Oil prices are pulling back on reports that Russia is pulling its troops from Ukraine. Russian Foreign Minister Larkov says that Russia has completed its drills, easing concerns of an imminent attack. There was also a report that Igor Konashenkov, a spokesman for the Russian Ministry of Defense, said that the troops who recently were at the border with Ukraine had begun their move back to their military garrisons.
Yet there still has to be confirmation by Nato of a troop withdrawal, and this is a market that is moving on headlines both bullish and bearish.
Yesterday, oil soared on comments made sarcastically to a reporter by Ukraine President Volodymyr Zelensky. He joked that he got a message that an attack would start Wednesday and caused oil prices to surge.
A day later, more comments by the Russian Foreign minister are causing prices to fall. The key question for this market is how much Ukrainian war premium is.
If Russia does pull back, can oil fall $10 or $20?
Whatever the answer is, the reality is that when they find that number, the oil will resume the rally. I believe the risk premium is probably closer to $10.00 a barrel, yet the market will recover whatever it is.
Global oil inventories were tight before this tension and will be tight after things hopefully calm down. The situation in Europe has unmasked the silly and ill-advised energy transition. It’s almost amazing to me that they are trying to frame this green energy transition disaster by saying the reason energy is failing across Europe is that they didn’t make the transition quickly enough. Maybe that kind of hyperbole would create enough wind to make the windmills blow like they didn’t in the UK.
There are signs that supplies at the Cushing, Oklahoma delivery point are continuing to fall and demand is still rising and should rise more in the coming weeks. We will get a sense of that tonight when we get the American Petroleum Institute (API) report that should show another crude oil draw.
This week I am looking for crude oil inventories to fall by 2.5 million barrels, and that is even with another big release from the strategic petroleum reserve. I also look for gasoline to fall by 1.0 million barrels. With all the cold weather, distilling inventories should also fall by 3.0 million barrels. We should get a slight uptick in refinery runs but only increase by 0.5 percentage points.
Oil also may get support from a report that Libyan oil workers are threatening to shut down exports from the Marsa el-Hariga terminal in the east of the country at the end of this month if state-owned NOC subsidiary Agoco does not meet their pay demands, a shipping source said.
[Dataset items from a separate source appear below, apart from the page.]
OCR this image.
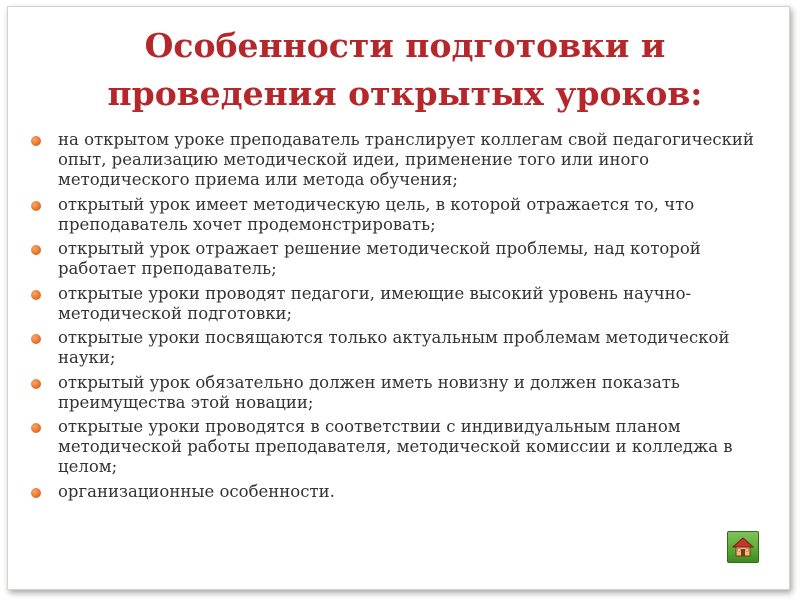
Особенности подготовки и проведения открытых уроков:
на открытом уроке преподаватель транслирует коллегам свой педагогический опыт, реализацию методической идеи, применение того или иного методического приема или метода обучения;
открытый урок имеет методическую цель, в которой отражается то, что преподаватель хочет продемонстрировать;
открытый урок отражает решение методической проблемы, над которой работает преподаватель;
открытые уроки проводят педагоги, имеющие высокий уровень научно-методической подготовки;
открытые уроки посвящаются только актуальным проблемам методической науки;
открытый урок обязательно должен иметь новизну и должен показать преимущества этой новации;
открытые уроки проводятся в соответствии с индивидуальным планом методической работы преподавателя, методической комиссии и колледжа в целом;
организационные особенности.
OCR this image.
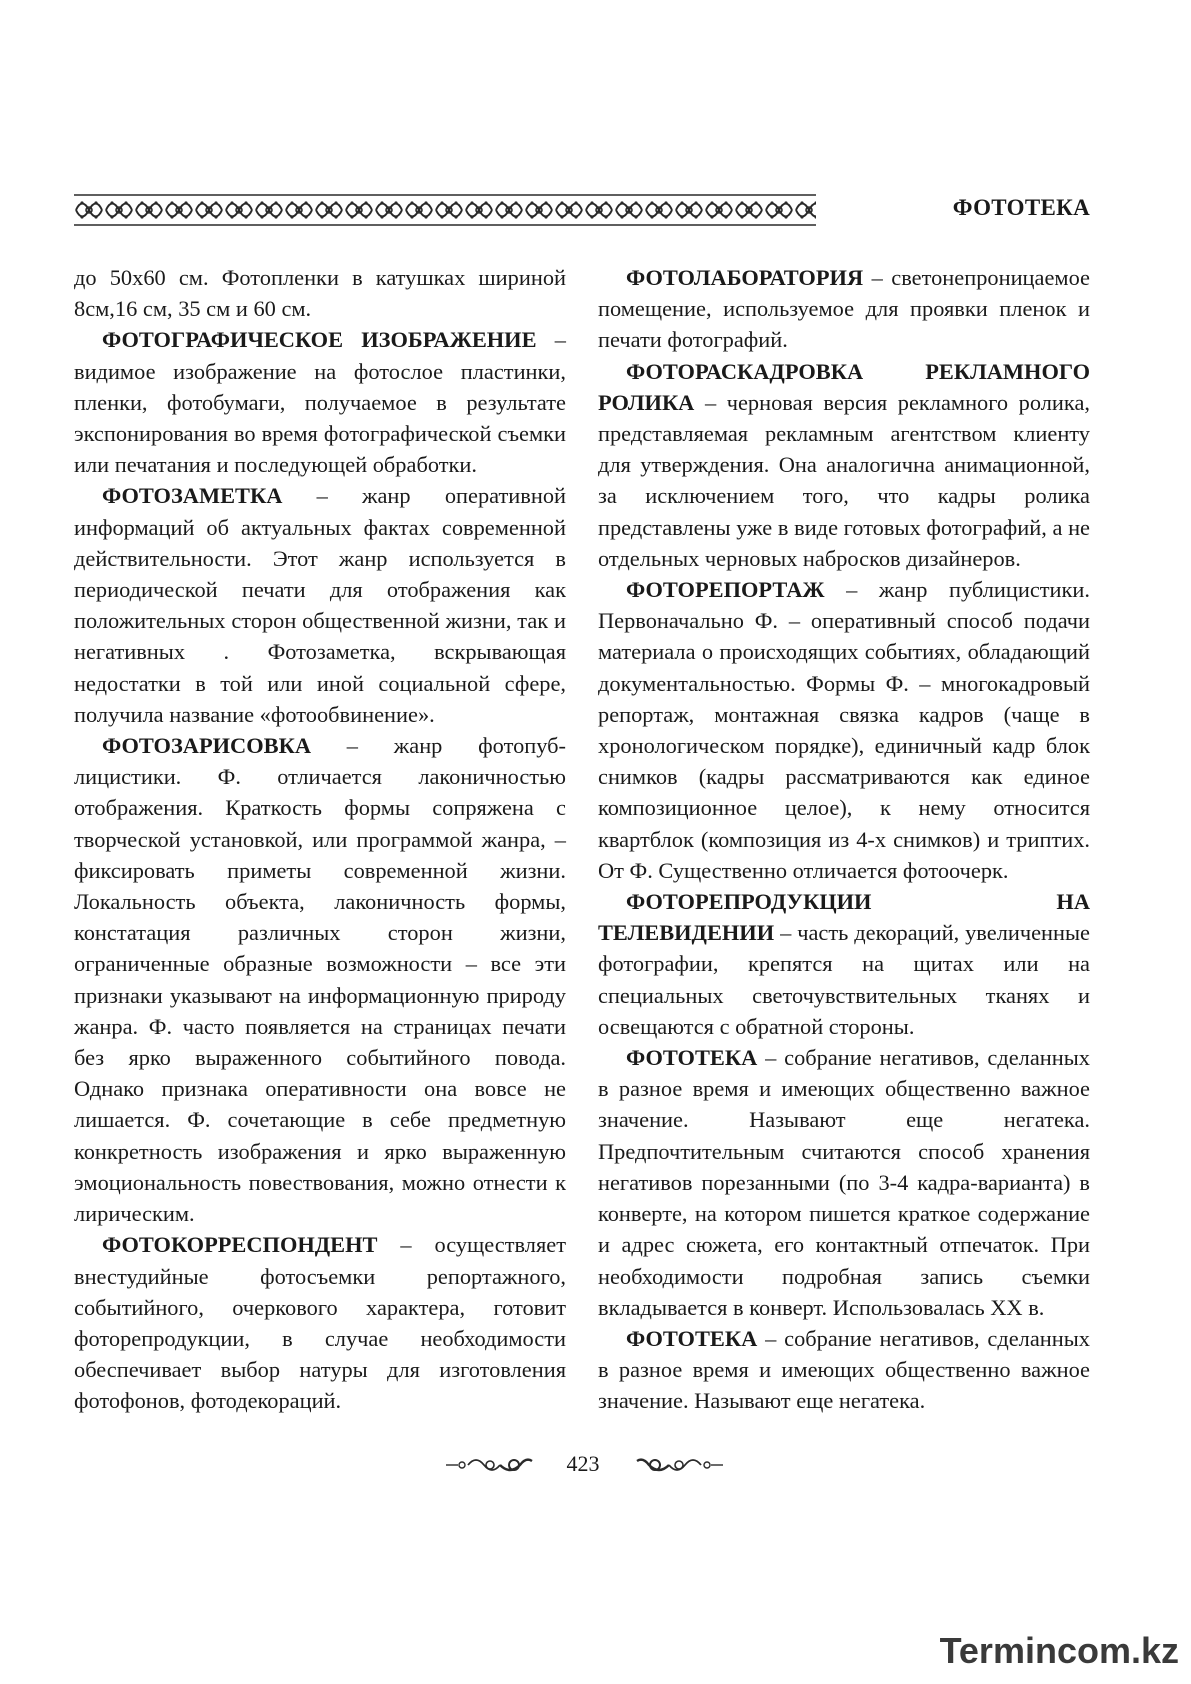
ФОТОТЕКА

до 50х60 см. Фотопленки в катушках шириной 8см,16 см, 35 см и 60 см.

ФОТОГРАФИЧЕСКОЕ ИЗОБРАЖЕНИЕ – видимое изображение на фотослое пластинки, пленки, фотобумаги, получаемое в результате экспонирования во время фотографической съемки или печатания и последующей обработки.

ФОТОЗАМЕТКА – жанр оперативной информаций об актуальных фактах современной действительности. Этот жанр используется в периодической печати для отображения как положительных сторон общественной жизни, так и негативных . Фотозаметка, вскрывающая недостатки в той или иной социальной сфере, получила название «фотообвинение».

ФОТОЗАРИСОВКА – жанр фотопуб-лицистики. Ф. отличается лаконичностью отображения. Краткость формы сопряжена с творческой установкой, или программой жанра, – фиксировать приметы современной жизни. Локальность объекта, лаконичность формы, констатация различных сторон жизни, ограниченные образные возможности – все эти признаки указывают на информационную природу жанра. Ф. часто появляется на страницах печати без ярко выраженного событийного повода. Однако признака оперативности она вовсе не лишается. Ф. сочетающие в себе предметную конкретность изображения и ярко выраженную эмоциональность повествования, можно отнести к лирическим.

ФОТОКОРРЕСПОНДЕНТ – осуществляет внестудийные фотосъемки репортажного, событийного, очеркового характера, готовит фоторепродукции, в случае необходимости обеспечивает выбор натуры для изготовления фотофонов, фотодекораций.

ФОТОЛАБОРАТОРИЯ – светонепроницаемое помещение, используемое для проявки пленок и печати фотографий.

ФОТОРАСКАДРОВКА РЕКЛАМНОГО РОЛИКА – черновая версия рекламного ролика, представляемая рекламным агентством клиенту для утверждения. Она аналогична анимационной, за исключением того, что кадры ролика представлены уже в виде готовых фотографий, а не отдельных черновых набросков дизайнеров.

ФОТОРЕПОРТАЖ – жанр публицистики. Первоначально Ф. – оперативный способ подачи материала о происходящих событиях, обладающий документальностью. Формы Ф. – многокадровый репортаж, монтажная связка кадров (чаще в хронологическом порядке), единичный кадр блок снимков (кадры рассматриваются как единое композиционное целое), к нему относится квартблок (композиция из 4-х снимков) и триптих. От Ф. Существенно отличается фотоочерк.

ФОТОРЕПРОДУКЦИИ НА ТЕЛЕВИДЕНИИ – часть декораций, увеличенные фотографии, крепятся на щитах или на специальных светочувствительных тканях и освещаются с обратной стороны.

ФОТОТЕКА – собрание негативов, сделанных в разное время и имеющих общественно важное значение. Называют еще негатека. Предпочтительным считаются способ хранения негативов порезанными (по 3-4 кадра-варианта) в конверте, на котором пишется краткое содержание и адрес сюжета, его контактный отпечаток. При необходимости подробная запись съемки вкладывается в конверт. Использовалась ХХ в.

ФОТОТЕКА – собрание негативов, сделанных в разное время и имеющих общественно важное значение. Называют еще негатека.

423
Termincom.kz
The other report that may move gasoline prices higher is that the Biden administration is seriously considering a federal gas tax holiday until the midterm elections. After policies that contributed to almost a dollar a gallon increase in price, I hope America enjoys its 18.4 cent price rebate. Yet the gas tax holiday will backfire as it will only keep gasoline demand strong, and we won’t see a demand response from higher prices.
It’s always funny when politicians that create policies that raise the prices for oil and gas then have to backtrack and cut into the gas tax, which is supposed to fix roads and bridges to offset the anger from voters. The democrat party owns these higher prices with their anti-fossil fuel agenda. Biden’s policies are costing Americans dearly.
The demonization of oil and gas investment is already showing its ugly head at the gas tanks and geopolitical risk. If you’re worried about being able to afford your gasoline bills or your heating bills, you can always get a job at a solar plant or perhaps a wind turbine farm.
Natural gas has been moving on cold weather and this new Russia Ukraine cold war. Natural Gas Intelligence says that the European weather model trended colder over the weekend, showing chillier temperatures moving into the northern part of the Lower 48 around Feb. 24-26 to drive “closer to seasonal demand,” according to NatGasWeather. However, the firm said there was disagreement between the American and European data sets over the weekend, with the American model extending warmer trends during the Feb. 22-28 time frame.
The market has responded to every change of tone in the talks between Russia and the West over Ukraine. Bloomberg reports that Benchmark European gas prices fall as much as 10%. That’s because Russia is Europe’s top supplier of natural gas and inventories are low.